Dr. David Hirschorn

IT Matters - Radiology workflow orchestration

December 26, 2017
by Sean Ruck, Contributing Editor
Dr. David Hirschorn is the chief of informatics, imaging service line, Northwell Health.

He founded the New York Medical Imaging Informatics Symposium in 2010. This year marks the first that NYMIIS and the Society for Imaging Informatics in Medicine (SIIM) held a joint regional meeting. HealthCare Business News spoke with Hirschorn fresh off his presentation about the emergence of workflow orchestration in radiology to learn more about the topic.

At its heart, radiology workflow orchestration seeks to accomplish the key goals that run throughout the health care industry. They include reducing cost, streamlining process and improving the patient experience and outcome. According to Hirschorn, one of the first facts to recognize about workflow orchestrators is that not everyone needs them.

“Only the larger places need them,” he says. “But most facilities are becoming, or will someday become, part of a larger organization. The larger conglomerates and health care systems, those that are part of a bigger enterprise, can benefit. And that’s the trend.”

One of the surprising points Hirschorn made was that this is one of the rare instances where health care wasn’t playing catch-up to an existing technology. Hirschorn points to EMRs as a technology where health care was playing catch-up and still is going through growing pains today.

“We were 30 years behind harnessing the power of EMRs. We’re talking about meaningful use now, but what does that tell us? We had meaningless use for all those years before?”

Unlike many of the other processes and technologies introduced to health care that had started in other industries, this time the emergent property belongs to health care. The other positive news is that it wasn’t something that was languishing for years before it started to be adopted. Its introduction occurred once the pieces were in place.

“It grew out of something we already had,” says Hirschorn. “There wasn’t a need for it when workflow and facilities were smaller and simpler. It only became cool and powerful once there were enough studies being read by enough radiologists.”

Previously, to find information on a patient, the billing system was often the go-to. Procedures were noted there since that information was needed for proper invoicing. But that information was finite and didn’t give all the details that could be helpful in planning for or delivering the best care.

“There’s a natural way of dividing work along the lines of modality used and body part,” says Hirschorn.
That all works into what the procedure costs.

So billing information is very limiting.

“While no radiologist would say, ‘I’m a CT/abdomen person,’ because they’re really trained in a variety of disciplines, there are some radiologists that have their expertise modality-based. Someone in nuclear medicine is trained to read a specific modality, or a specific body system. And that’s one of the places where workflow orchestrators provide great benefit.”

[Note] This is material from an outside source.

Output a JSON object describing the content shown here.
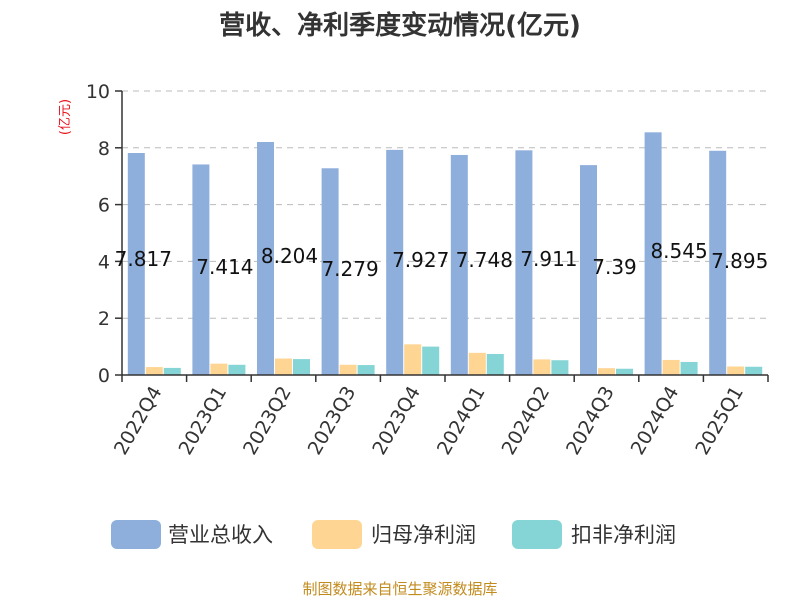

So while patient information could be pulled at a very shallow level from billing systems, reports to help workflow management leaned on two other systems, PACS and dictation programs. Hirschorn says PACS was more often used since those systems were usually in place before a speech recognition system. Since PACS and speech recognition systems have other specific purposes in mind, at best they’re workaround systems.

“What do you have to work with for PACS in the way of list making? Is there something for instance, that labels each exam as neuro or musculoskeletal? No, because that’s not information that PACS needed,” Hirschorn says.

Since the early days of PACS, up until around 2010, most of the information provided only detailed modality and body part imaged. A chest CT or an MR of the head, for example. And for over a decade, that was typically good enough. It covered most of what a radiologist needed, or in some cases they might need to check an additional list – like ultrasound, since not everyone reads ultrasound. If it’s a dozen radiologists or so, 30 lists total could be manageable. But Hirschorn says it gets unmanageable once you multiply that number by 10 or more and you realize there’s more that can be done. By using workflow orchestrators, it’s possible to rightsize the radiology departments across a health care system. Load sharing becomes possible, meaning that a facility isn’t forced to choose between holding off on scans or having radiologists with a different area of expertise stepping in when the pediatric radiologist is sick or on vacation. Load sharing also enables health care networks to improve the work/life balance by shifting work around. If one facility is light on work and another might have their team staying until 8 p.m., there are solutions. Workflow orchestration helps to make multi-hospital systems work in a more coordinated way as a whole rather than a collection of parts.